On 19 January 2012 the then Children’s Minister Tim Laughton MP visited an unregulated supported accommodation service for care leavers in Lancashire. This service had been set up in 2003 to offer an alternative to the increasing use of bed and breakfast for care leavers at that time. After the visit, he sent a thank you letter with a special note of thanks to the young people who in his words did not hold back in sharing their experiences of the care system and plans for the future.
Tim Laughton’s interest in young people and specifically care experienced young people is particularly worthy of note. During his tenure he met regularly with care leavers, he participated in Care Leavers Week, he took the time to visit a very small service in the North of England and to send a letter of appreciation in which he wrote…

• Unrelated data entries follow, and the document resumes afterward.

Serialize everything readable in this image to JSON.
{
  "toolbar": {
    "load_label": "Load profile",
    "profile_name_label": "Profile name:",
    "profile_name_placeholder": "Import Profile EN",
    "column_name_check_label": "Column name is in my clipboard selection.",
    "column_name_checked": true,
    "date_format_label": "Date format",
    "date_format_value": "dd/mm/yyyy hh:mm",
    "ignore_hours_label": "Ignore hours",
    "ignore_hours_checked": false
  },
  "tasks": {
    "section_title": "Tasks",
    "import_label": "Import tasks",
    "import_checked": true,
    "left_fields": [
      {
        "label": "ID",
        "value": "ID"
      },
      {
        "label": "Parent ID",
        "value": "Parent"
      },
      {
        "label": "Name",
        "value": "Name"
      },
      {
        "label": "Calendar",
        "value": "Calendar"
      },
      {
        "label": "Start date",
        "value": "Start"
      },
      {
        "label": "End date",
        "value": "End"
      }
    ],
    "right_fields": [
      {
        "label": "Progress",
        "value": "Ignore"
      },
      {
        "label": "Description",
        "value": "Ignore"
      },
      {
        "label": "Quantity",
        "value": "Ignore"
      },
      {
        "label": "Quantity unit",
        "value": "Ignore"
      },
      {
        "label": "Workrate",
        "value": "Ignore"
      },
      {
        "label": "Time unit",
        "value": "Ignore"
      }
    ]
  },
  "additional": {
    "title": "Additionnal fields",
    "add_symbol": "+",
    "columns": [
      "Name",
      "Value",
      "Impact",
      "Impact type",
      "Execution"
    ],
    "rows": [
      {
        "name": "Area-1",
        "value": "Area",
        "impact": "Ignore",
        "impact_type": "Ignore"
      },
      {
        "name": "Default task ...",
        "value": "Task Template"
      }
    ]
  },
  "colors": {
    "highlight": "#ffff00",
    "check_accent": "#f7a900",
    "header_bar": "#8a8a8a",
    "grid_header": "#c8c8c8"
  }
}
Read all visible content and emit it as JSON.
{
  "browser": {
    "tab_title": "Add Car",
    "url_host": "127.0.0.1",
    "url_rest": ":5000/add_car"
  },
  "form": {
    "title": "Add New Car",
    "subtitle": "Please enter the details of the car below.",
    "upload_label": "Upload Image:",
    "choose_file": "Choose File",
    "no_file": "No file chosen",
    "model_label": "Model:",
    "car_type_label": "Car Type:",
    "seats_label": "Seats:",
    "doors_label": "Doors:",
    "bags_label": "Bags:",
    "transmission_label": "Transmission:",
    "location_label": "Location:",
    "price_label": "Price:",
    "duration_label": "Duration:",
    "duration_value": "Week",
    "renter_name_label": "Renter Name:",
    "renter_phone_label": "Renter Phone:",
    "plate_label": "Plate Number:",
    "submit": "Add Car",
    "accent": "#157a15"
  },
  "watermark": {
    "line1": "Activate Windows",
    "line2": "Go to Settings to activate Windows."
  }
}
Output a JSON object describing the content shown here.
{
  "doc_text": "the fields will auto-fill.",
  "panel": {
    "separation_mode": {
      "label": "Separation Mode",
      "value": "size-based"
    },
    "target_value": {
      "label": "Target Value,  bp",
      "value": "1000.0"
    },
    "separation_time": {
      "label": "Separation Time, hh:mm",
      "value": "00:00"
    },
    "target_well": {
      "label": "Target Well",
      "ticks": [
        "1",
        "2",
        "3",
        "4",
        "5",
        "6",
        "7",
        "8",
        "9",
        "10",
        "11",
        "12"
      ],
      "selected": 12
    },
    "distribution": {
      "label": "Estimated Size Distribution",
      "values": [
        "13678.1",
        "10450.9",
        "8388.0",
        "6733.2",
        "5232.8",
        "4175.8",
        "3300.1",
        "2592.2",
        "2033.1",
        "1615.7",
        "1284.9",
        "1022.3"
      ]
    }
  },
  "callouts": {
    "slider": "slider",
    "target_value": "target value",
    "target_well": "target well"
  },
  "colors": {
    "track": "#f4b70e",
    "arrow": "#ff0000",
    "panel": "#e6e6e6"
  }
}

“As Children’s Minister, I was humbled by, and appreciative of, the work you are doing to ensure the young people, who may have not had the best start in life, are well equipped to face the future with confidence and vigour. Of course, good results do not happen by accident. They require leaders who are passionate and committed, characteristics that you have in abundance.”
My business partner and I hosted that visit and we are still providers of unregulated supported accommodation but our efforts to participate in this debate have so far been ignored by the media and the DfE. Surely if the aim of the care system is to raise well-balanced children safely, support them through the transition to adult life and enable them to take up their place in society and have a good life, the question we need to be asking should be is the system working properly? If the answer is no, we need to draw on the expertise of lived experience and redesign it.
To do this we need to stop feeding the ‘blame culture’ and stop repeating the same mistakes.